I went to the front room and opened the door. Francis was looking back over his shoulder, wondering, I suppose, if he should leave. “Hi,” I said.

He turned around and saw me. “Hello!” he said. His face seemed to have got much thinner and sharper since I’d seen him last. “I thought nobody was home. How are you feeling?”

“Fine.”

“You look pretty bad to me.”

“You don’t look so good yourself,” I said, laughing.

“I drank too much last night and gave myself a stomach ache. I want to see this tremendous head wound of yours. Are you going to have a scar?”

I led him into the kitchen and shoved aside the ironing board so he could sit down. “Where’s Henry?” he said, pulling off his gloves.

“In the back.”

He began to unwind his scarf. “I’ll just run say hello to him and I’ll be right back,” he said briskly, and slid away.

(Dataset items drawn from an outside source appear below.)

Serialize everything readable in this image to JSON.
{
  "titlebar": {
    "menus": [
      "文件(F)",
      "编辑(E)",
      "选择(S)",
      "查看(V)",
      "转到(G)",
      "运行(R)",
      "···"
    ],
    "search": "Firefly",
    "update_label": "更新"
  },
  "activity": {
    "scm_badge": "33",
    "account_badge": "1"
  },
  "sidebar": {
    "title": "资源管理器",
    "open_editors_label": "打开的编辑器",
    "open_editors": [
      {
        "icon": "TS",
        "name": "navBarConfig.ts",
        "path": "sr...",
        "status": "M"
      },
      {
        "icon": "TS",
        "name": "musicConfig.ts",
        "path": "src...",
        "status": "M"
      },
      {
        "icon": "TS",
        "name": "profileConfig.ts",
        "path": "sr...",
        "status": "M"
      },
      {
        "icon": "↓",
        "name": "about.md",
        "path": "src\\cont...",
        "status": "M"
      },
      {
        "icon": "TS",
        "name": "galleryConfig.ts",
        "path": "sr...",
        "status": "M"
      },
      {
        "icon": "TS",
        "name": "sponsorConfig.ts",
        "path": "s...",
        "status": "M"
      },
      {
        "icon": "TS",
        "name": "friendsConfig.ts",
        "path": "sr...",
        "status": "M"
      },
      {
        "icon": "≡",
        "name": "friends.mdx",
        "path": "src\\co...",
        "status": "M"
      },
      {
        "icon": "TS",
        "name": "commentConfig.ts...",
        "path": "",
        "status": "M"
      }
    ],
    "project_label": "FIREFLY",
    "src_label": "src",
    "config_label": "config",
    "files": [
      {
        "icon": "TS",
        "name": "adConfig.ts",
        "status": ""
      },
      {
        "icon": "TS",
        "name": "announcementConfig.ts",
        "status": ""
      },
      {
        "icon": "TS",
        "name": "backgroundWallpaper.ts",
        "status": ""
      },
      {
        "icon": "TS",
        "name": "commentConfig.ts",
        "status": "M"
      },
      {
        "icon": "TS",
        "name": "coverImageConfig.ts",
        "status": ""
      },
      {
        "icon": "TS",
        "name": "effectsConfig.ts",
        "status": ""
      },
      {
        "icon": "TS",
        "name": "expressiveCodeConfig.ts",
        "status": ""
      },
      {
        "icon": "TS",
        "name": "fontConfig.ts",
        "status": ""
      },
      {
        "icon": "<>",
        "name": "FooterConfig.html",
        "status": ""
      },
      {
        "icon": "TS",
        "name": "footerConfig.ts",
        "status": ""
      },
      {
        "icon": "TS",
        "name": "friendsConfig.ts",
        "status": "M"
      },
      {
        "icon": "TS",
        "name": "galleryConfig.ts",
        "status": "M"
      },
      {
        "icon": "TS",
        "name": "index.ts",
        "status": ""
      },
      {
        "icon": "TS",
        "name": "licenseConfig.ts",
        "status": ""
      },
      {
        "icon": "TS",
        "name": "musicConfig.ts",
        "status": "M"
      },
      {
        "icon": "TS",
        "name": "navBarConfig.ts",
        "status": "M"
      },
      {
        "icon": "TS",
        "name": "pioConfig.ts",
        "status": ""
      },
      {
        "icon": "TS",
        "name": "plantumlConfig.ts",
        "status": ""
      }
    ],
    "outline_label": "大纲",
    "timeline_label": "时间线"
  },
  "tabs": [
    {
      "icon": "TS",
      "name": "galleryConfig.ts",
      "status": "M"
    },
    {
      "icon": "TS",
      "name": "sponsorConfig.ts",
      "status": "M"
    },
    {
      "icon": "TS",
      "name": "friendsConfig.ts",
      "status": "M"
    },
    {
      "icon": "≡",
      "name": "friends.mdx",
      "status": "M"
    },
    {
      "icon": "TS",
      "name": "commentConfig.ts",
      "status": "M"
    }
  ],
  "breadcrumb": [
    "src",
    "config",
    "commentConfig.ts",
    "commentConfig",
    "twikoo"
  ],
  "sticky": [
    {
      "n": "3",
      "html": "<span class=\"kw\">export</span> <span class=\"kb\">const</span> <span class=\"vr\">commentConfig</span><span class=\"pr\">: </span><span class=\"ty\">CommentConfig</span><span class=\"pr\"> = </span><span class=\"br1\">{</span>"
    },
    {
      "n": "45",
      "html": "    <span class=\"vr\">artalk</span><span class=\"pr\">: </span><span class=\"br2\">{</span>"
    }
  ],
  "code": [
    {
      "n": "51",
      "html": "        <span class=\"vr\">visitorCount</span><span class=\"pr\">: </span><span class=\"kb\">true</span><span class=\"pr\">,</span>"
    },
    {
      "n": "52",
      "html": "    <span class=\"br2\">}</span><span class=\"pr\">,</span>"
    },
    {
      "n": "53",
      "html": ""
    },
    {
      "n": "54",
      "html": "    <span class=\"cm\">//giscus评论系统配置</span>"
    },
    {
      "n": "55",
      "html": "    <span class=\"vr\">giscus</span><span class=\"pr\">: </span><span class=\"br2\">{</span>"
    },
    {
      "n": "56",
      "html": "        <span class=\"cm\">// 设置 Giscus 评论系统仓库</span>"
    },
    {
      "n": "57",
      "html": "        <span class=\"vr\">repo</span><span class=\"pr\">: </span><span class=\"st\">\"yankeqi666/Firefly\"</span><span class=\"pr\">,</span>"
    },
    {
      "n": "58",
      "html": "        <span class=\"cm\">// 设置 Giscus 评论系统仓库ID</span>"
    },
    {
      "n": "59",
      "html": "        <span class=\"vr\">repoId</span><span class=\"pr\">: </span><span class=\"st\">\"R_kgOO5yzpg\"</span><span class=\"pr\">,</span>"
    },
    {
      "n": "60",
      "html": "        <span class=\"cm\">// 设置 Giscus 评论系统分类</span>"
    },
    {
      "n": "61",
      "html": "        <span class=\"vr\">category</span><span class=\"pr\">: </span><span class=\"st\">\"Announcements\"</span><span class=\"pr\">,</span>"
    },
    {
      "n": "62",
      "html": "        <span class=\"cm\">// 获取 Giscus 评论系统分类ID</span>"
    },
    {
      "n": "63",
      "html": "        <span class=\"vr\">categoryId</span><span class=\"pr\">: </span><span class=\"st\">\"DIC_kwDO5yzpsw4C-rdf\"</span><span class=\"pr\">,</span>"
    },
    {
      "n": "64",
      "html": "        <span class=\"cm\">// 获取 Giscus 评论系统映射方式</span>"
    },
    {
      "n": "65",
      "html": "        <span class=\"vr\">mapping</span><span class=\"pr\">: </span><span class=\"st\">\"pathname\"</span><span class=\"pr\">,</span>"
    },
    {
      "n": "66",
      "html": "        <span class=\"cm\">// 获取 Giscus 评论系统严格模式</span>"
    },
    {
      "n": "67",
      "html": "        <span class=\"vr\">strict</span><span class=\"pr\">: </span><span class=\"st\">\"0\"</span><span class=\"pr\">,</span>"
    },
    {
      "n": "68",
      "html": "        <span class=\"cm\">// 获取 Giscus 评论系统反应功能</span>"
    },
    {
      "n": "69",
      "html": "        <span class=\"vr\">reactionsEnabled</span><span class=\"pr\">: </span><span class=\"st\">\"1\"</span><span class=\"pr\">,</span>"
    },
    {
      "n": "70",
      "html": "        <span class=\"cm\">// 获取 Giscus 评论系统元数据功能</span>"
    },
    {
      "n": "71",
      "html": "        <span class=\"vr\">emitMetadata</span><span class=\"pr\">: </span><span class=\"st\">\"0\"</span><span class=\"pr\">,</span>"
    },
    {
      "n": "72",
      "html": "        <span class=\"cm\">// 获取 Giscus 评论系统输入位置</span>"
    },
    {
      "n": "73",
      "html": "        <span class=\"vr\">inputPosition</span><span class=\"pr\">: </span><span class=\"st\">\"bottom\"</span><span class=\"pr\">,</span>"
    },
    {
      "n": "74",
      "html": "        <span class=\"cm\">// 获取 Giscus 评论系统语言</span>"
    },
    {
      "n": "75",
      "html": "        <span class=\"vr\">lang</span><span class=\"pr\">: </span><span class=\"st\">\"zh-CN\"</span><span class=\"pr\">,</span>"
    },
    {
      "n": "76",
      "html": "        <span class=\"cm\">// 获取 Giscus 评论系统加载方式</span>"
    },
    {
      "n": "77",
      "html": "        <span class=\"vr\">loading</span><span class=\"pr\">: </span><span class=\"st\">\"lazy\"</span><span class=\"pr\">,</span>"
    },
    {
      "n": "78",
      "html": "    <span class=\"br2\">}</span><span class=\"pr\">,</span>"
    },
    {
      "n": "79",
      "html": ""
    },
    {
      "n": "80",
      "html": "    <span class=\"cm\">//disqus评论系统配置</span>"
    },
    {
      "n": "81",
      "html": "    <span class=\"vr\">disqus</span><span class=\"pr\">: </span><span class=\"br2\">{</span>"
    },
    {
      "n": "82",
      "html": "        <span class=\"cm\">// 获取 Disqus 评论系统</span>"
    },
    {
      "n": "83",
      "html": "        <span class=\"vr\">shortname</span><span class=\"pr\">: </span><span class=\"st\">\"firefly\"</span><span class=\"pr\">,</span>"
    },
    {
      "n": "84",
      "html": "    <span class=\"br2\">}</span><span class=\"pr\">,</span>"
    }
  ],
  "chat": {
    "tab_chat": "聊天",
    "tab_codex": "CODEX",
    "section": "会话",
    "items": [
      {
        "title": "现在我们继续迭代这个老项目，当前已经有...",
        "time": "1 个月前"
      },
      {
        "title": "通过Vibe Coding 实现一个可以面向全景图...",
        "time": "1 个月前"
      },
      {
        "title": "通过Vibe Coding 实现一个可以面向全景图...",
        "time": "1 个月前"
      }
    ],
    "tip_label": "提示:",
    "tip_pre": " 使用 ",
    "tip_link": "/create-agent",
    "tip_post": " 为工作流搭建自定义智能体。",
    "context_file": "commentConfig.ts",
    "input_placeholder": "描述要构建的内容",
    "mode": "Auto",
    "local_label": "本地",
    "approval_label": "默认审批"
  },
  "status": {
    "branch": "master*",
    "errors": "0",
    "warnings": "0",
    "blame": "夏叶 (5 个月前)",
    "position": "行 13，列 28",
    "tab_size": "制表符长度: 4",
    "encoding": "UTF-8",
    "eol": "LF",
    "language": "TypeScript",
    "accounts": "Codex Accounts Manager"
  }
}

He was gone a long time. I had got bored and had almost finished ironing my shirt when suddenly I heard Francis’s voice rise, with a hysterical edge. I got up and went into the bedroom so I could hear better what he was saying.

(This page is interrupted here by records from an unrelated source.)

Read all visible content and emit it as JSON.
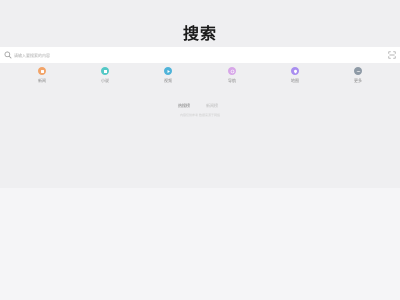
{
  "logo": {
    "text": "搜索"
  },
  "search": {
    "placeholder": "请输入要搜索的内容",
    "value": ""
  },
  "categories": [
    {
      "label": "新闻",
      "color": "#f2a469",
      "icon": "news-icon"
    },
    {
      "label": "小说",
      "color": "#54c8c6",
      "icon": "book-icon"
    },
    {
      "label": "视频",
      "color": "#4fb3d9",
      "icon": "video-icon"
    },
    {
      "label": "导航",
      "color": "#d7a6e8",
      "icon": "compass-icon"
    },
    {
      "label": "地图",
      "color": "#a98ef0",
      "icon": "map-icon"
    },
    {
      "label": "更多",
      "color": "#8e9aa6",
      "icon": "more-icon"
    }
  ],
  "tabs": [
    {
      "label": "热搜榜",
      "active": true
    },
    {
      "label": "新闻榜",
      "active": false
    }
  ],
  "footnote": "内容仅供参考 数据来源于网络"
}
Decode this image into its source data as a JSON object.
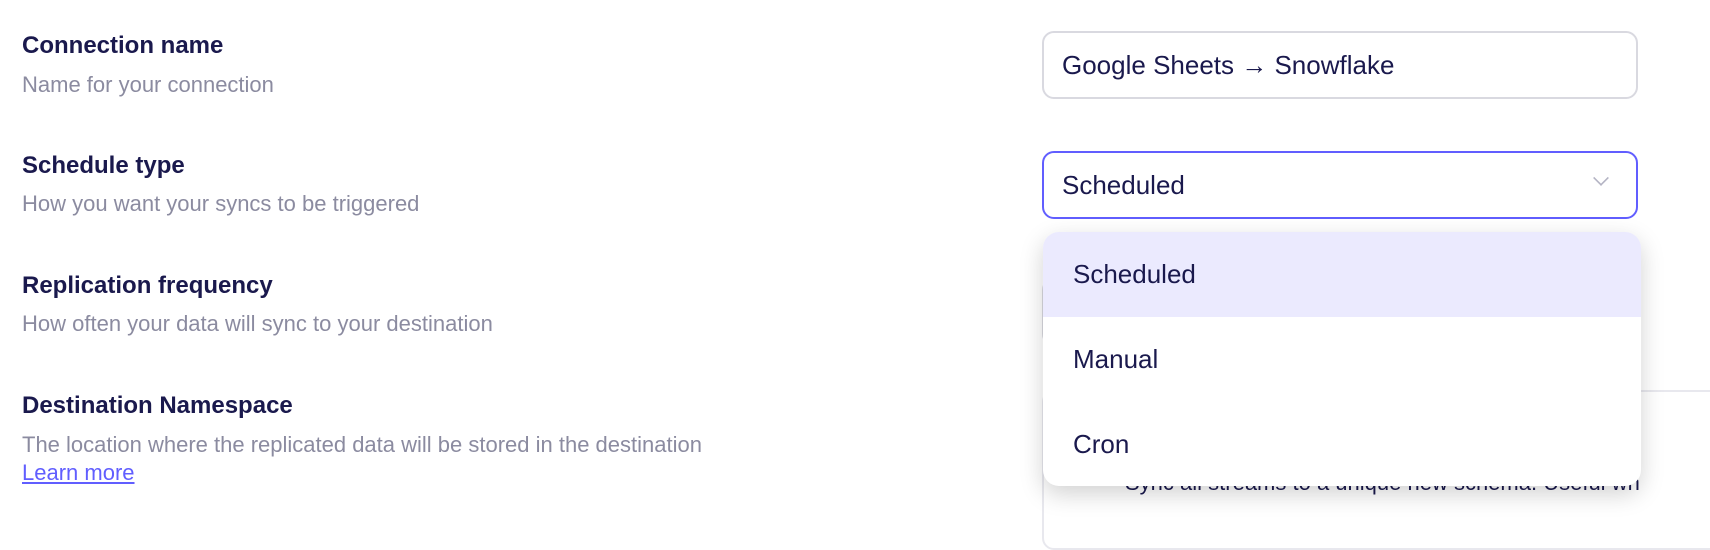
{
  "fields": {
    "connection_name": {
      "title": "Connection name",
      "description": "Name for your connection",
      "value": "Google Sheets → Snowflake"
    },
    "schedule_type": {
      "title": "Schedule type",
      "description": "How you want your syncs to be triggered",
      "value": "Scheduled"
    },
    "replication_frequency": {
      "title": "Replication frequency",
      "description": "How often your data will sync to your destination"
    },
    "destination_namespace": {
      "title": "Destination Namespace",
      "description": "The location where the replicated data will be stored in the destination",
      "link": "Learn more",
      "option_text": "Sync all streams to a unique new schema. Useful wh"
    }
  },
  "dropdown": {
    "options": [
      "Scheduled",
      "Manual",
      "Cron"
    ],
    "selected": "Scheduled"
  },
  "colors": {
    "accent": "#615eff",
    "text": "#1a194d",
    "muted": "#8b8ba0",
    "selected_bg": "#ebeafe"
  }
}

“—thinking about? My God, but he’s in a state. You can’t tell me you know what he might—”

There was a low murmur now, Henry’s voice, then Francis’s voice came back to me again.

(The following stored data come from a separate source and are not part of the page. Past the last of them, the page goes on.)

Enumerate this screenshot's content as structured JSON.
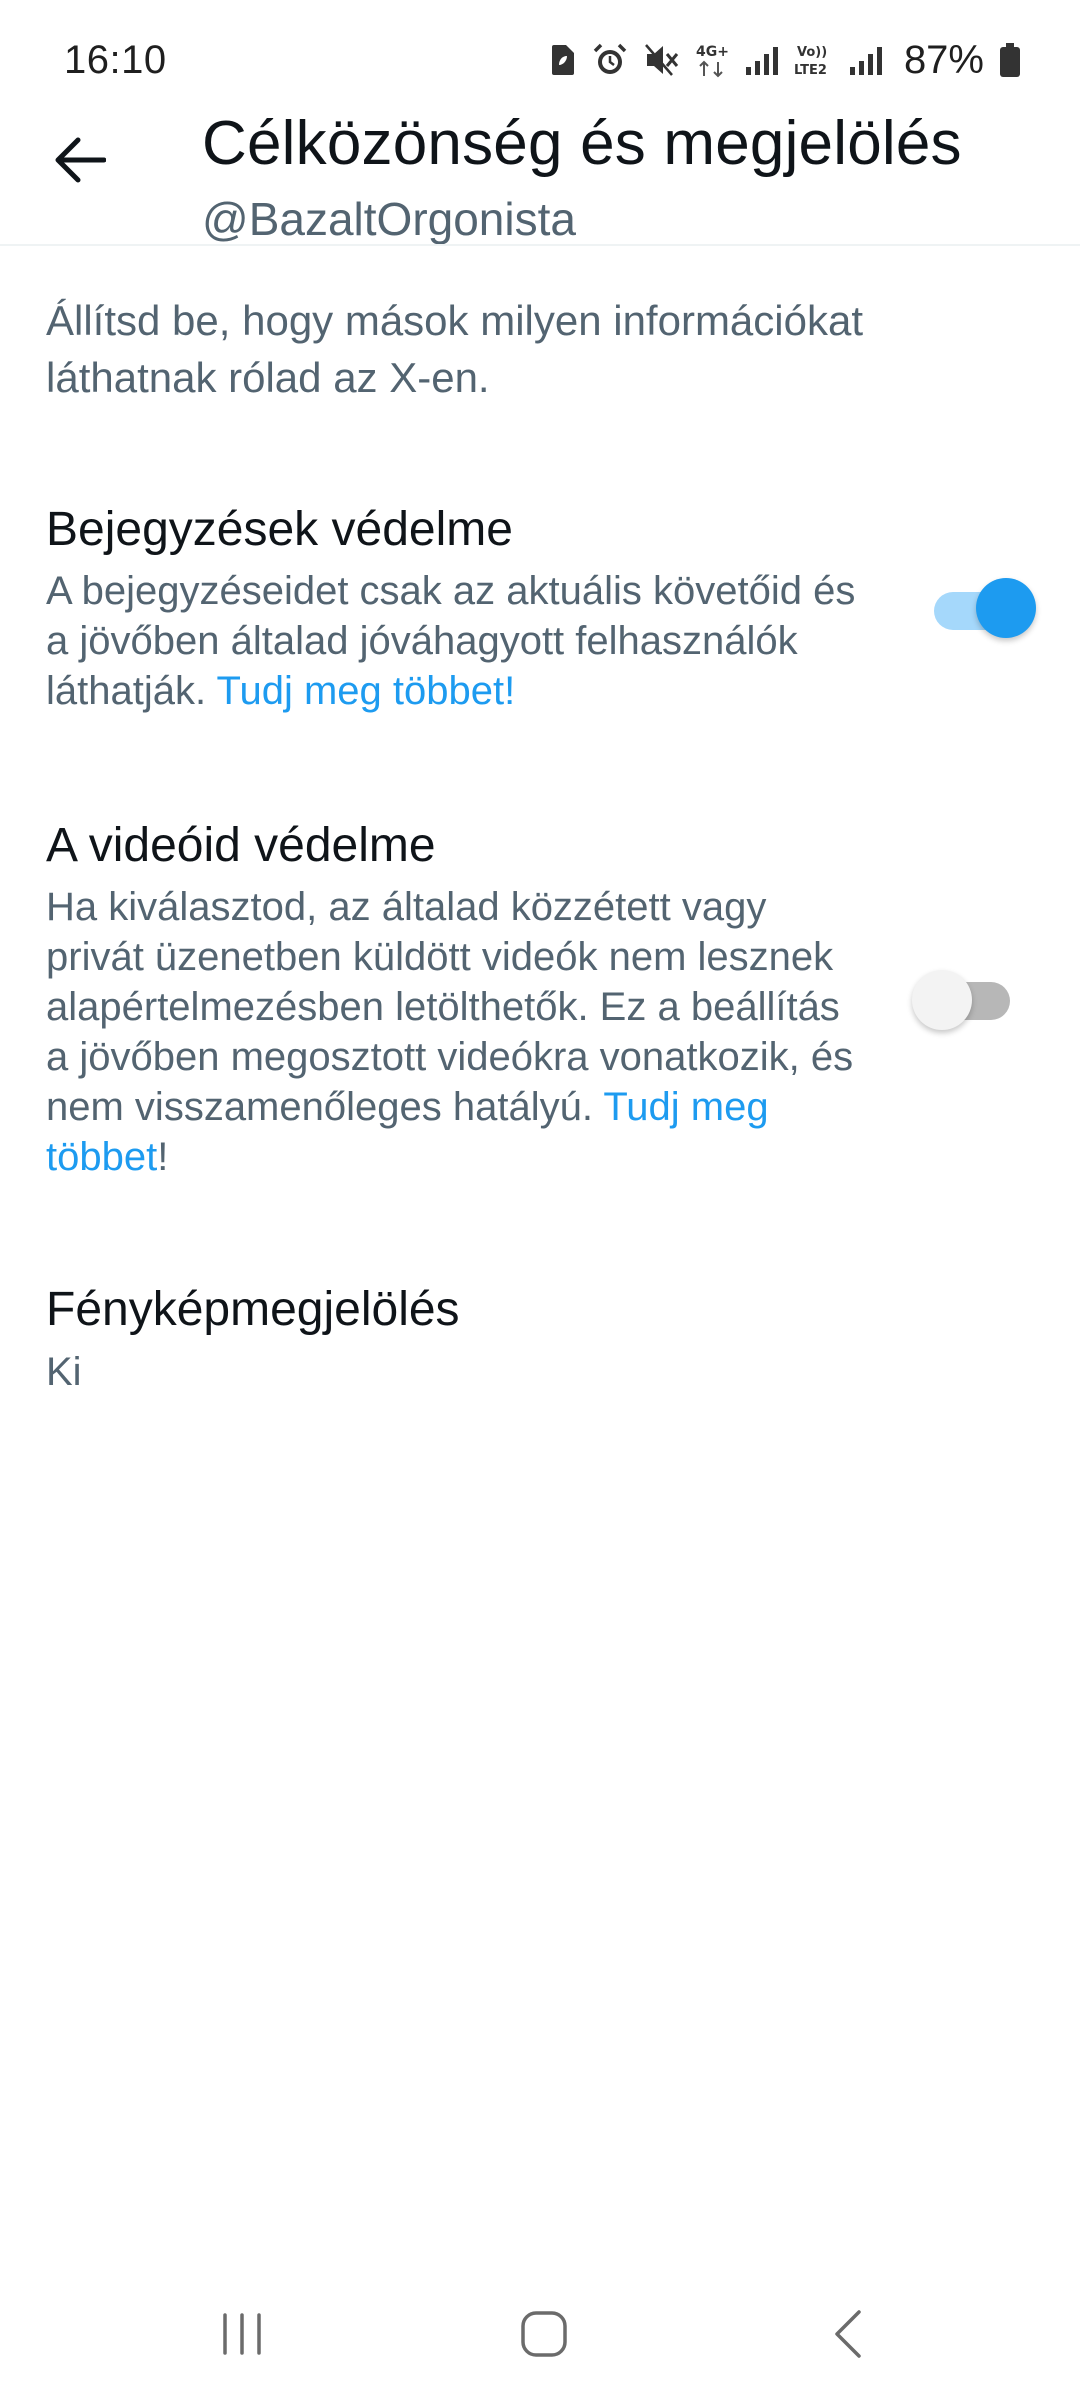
{
  "status_bar": {
    "time": "16:10",
    "battery": "87%",
    "network_4g": "4G+",
    "volte": "Vo)) LTE2",
    "icons": [
      "sim-icon",
      "alarm-icon",
      "mute-icon",
      "network-4g-icon",
      "signal-icon",
      "volte-icon",
      "signal-icon",
      "battery-icon"
    ]
  },
  "header": {
    "title": "Célközönség és megjelölés",
    "subtitle": "@BazaltOrgonista",
    "back_icon": "arrow-left-icon"
  },
  "intro": "Állítsd be, hogy mások milyen információkat láthatnak rólad az X-en.",
  "settings": {
    "protect_posts": {
      "title": "Bejegyzések védelme",
      "desc": "A bejegyzéseidet csak az aktuális követőid és a jövőben általad jóváhagyott felhasználók láthatják.",
      "link": "Tudj meg többet!",
      "enabled": true
    },
    "protect_videos": {
      "title": "A videóid védelme",
      "desc": "Ha kiválasztod, az általad közzétett vagy privát üzenetben küldött videók nem lesznek alapértelmezésben letölthetők. Ez a beállítás a jövőben megosztott videókra vonatkozik, és nem visszamenőleges hatályú.",
      "link": "Tudj meg többet",
      "suffix": "!",
      "enabled": false
    },
    "photo_tagging": {
      "title": "Fényképmegjelölés",
      "value": "Ki"
    }
  },
  "nav_bar": {
    "icons": [
      "recents-icon",
      "home-icon",
      "back-icon"
    ]
  },
  "colors": {
    "accent": "#1d9bf0",
    "accent_track": "#a5d8fb",
    "secondary_text": "#536471",
    "primary_text": "#0f1419"
  }
}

“I don’t care,” he said hotly. “Jesus, but you’ve done it now. I’ve been in town two hours and already—I don’t care,” he said in reply to

another murmur from Henry. “Besides, it’s a bit late for that, isn’t it?” Silence. Then Henry began to talk, too indistinctly for me to hear. “You don’t like it? You?” said Francis. “What about me?”

His voice dropped suddenly and then resumed, too quietly for me to hear.

I walked quietly back to the kitchen and put on water for tea. I was still thinking about what I’d heard when, several minutes later, there were footsteps and Francis emerged in the kitchen, edging his way around the ironing board to gather his gloves and scarf.

“Sorry to run,” he said. “I’ve got to unpack the car and start cleaning my apartment. That cousin of mine tore it all to pieces. I don’t believe he took out the garbage once the whole time he was there. Let me see your head wound.”

I pulled back the hair on my forehead and showed him the place.

I’d had the stitches out long ago and it was nearly gone.

He leaned forward to peer at it though his pince-nez. “Goodness, I must be blind, I can’t see a thing. When do classes start? Wednesday?”

“Thursday, I think.”

“See you then,” he said, and he was gone.

I put my shirt on a hanger and then went into the bedroom and started to pack my things. Monmouth House opened that afternoon; maybe Henry would drive me to school with my suitcases later on.

I was just about finished when Henry called me from the back of the apartment. “Richard?”

“Yes?”

“Would you come here for a moment, please?”

I went back to his room. He was sitting on the side of the fold-out bed, his sleeves rolled up to the elbows and a game of solitaire spread out on the blanket at the foot. His hair had fallen to the wrong side and I could see the long scar at his hairline, all dented and puckered, with ridges of white flesh cutting across it to the browbone.

He looked up at me. “Will you do a favor for me?” he said. “Sure.”

He took a deep breath through the nostrils and pushed his glasses up on the bridge of his nose. “Will you call Bunny and ask him if he’d like to come over for a few minutes?” he said.

I was so surprised that I didn’t say anything for half a second. Then I said: “Sure. Fine. I’ll be glad to.”

He closed his eyes and rubbed his temple with his fingertips. Then he blinked at me. “Thank you,” he said.

“No, really.”

“If you want to take some of your things back to school this afternoon, you’re more than welcome to borrow the car,” he said evenly.

I got his drift. “Sure,” I said, and it was only after I’d loaded my suitcases in the car and driven them to Monmouth and got Security to unlock my room that I called Bunny from the pay phone downstairs, a safe half hour later.